The purpose of this presentation is to cover two of our studies where earlier anecdotal models of water quality did not account for the actual water quality processes in the aquifers. It is hoped that these studies will serve as examples of flagrant risks associated with accepting anecdotal models to explain water quality variations in aquifers.

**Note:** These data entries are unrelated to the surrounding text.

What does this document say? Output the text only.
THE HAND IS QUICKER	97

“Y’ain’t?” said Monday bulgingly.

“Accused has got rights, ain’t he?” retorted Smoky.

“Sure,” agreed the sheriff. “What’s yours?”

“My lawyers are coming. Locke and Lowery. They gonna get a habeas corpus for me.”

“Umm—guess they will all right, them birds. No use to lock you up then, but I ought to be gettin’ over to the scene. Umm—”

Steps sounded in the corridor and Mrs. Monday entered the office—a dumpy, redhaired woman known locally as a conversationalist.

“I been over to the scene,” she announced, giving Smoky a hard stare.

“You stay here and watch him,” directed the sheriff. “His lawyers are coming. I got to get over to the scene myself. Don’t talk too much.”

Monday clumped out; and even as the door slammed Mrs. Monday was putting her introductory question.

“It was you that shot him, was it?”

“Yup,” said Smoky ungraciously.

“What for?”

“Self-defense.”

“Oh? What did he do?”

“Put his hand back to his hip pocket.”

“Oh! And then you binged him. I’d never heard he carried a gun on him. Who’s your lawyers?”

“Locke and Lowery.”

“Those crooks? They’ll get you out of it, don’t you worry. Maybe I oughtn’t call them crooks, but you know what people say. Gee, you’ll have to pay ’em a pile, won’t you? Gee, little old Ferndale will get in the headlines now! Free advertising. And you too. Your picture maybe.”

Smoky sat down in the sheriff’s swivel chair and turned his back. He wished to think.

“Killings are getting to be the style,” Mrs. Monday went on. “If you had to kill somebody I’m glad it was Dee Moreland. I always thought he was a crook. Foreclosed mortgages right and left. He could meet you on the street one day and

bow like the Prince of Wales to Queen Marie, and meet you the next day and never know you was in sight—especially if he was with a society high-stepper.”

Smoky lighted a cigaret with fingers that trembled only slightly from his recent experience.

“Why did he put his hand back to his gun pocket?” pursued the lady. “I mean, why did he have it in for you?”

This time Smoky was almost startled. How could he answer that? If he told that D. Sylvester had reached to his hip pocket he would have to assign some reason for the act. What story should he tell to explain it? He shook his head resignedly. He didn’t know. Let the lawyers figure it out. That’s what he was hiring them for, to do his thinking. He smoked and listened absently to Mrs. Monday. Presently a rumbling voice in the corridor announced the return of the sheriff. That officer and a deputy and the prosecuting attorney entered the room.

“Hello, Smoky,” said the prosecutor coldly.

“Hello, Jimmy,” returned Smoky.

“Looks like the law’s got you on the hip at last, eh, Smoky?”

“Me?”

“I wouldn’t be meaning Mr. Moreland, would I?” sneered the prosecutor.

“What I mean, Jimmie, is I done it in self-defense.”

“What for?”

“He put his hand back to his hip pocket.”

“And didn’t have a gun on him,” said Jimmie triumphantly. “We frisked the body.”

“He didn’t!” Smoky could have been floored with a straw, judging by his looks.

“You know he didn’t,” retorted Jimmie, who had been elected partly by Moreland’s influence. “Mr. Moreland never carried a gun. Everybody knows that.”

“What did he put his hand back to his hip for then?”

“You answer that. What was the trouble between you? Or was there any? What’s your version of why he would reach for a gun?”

In the first case study, the quality of groundwater in the Rio Grande aquifer is evaluated due to its progressive deterioration due to salinization. Salinization occurs spatially as groundwater and surface-water quality deteriorates progressively downstream in the irrigated regions of the Rio Grande Basin. Historically it had been thought that problems of groundwater salinization are a result of irrigation practices along the Rio Grande. In this model, the irrigation water becomes progressively more saline through evaporative concentration. Concentrated recharge moves down gradient, or discharges into the Rio Grande, and is then re-applied to crops further downstream. In our studies we found that a much more important source of salinity is due to leaching from a previously unidentified buried phreatic playa that formed about 0.75 million years ago. The testing of nested observation wells for halides and chlorine isotopes leaves little doubt about the primary geologic source of salinity.

In the second case study, high selenium and high arsenic concentrations were detected in San Diego Creek Watershed in the Tustin/Irvine/Newport Beach areas. Prior to 1900, the central part of the watershed was marshland, and the edges of the watershed were used for grazing sheep and cattle. After 1900, cattle and sheep grazing were displaced by irrigated agriculture. Drainage ditches and channels were constructed to drain the marshes to "reclaim" the land for use for agriculture. Today, the drainage ditches and channels still exist in the watershed, which is undergoing massive urban growth. Shallow groundwater discharges into these channels and ditches, and the surface water eventually flows into Upper Newport Bay, a thriving ecological habitat.

We found that the highest concentrations of selenium and arsenic in shallow groundwater in the watershed coincide with the marshland areas that were displaced by agriculture. Concentrations of Se in groundwater in the former marsh areas often exceed 25 µg/L, and are as high as 478 µg/L. In areas where marshes were absent, concentrations of Se in groundwater are usually less than 25 µg/L. We found that the elevated concentrations of Se in groundwater where the marshes once existed are natural but a direct result of the destruction of the marsh. Today, oxygenated groundwaters flow through the soils where the marshes once existed, remobilizing Se as selenate, a water soluble and oxidized form of Se that is highly mobile in oxidizing aquifer systems. Arsenic is elevated (up to 175 ug/L) in areas where evapoconcentration occurred in flat lying areas prior to draining of the marsh. Arsenic is leached into shallow groundwater today. Neither of these trace elements is sourced directly from an industrial or agricultural process, but both trace elements are released in shallow groundwater due to land use changes that resulted in changing redox conditions and changing surface-water/groundwater dynamics.

Barry J. Hibbs, PhD, Professor, Department of Geosciences and Environment, California State University, Los Angeles. Barry Hibbs has taught at California State University, Los Angeles, since 1997, where he instructs courses in groundwater hydrology, water quality, watershed analysis, field methods, and groundwater management. Dr. Hibbs received a B.S. in Geology from Arizona State University, an M.S. in Hydrogeology from the University of Nebraska Lincoln, and a Ph.D. in Hydrogeology from the University of Texas at Austin. He is a Fellow of the Geological Society of America and a recipient of Cal-State LA's Outstanding Professor Award (2014). Dr. Hibbs' research focuses on the hydrogeology of arid basins in the Southwestern United States and Northern Mexico; stream/aquifer interactions; isotope hydrology; and trace element hydrochemistry.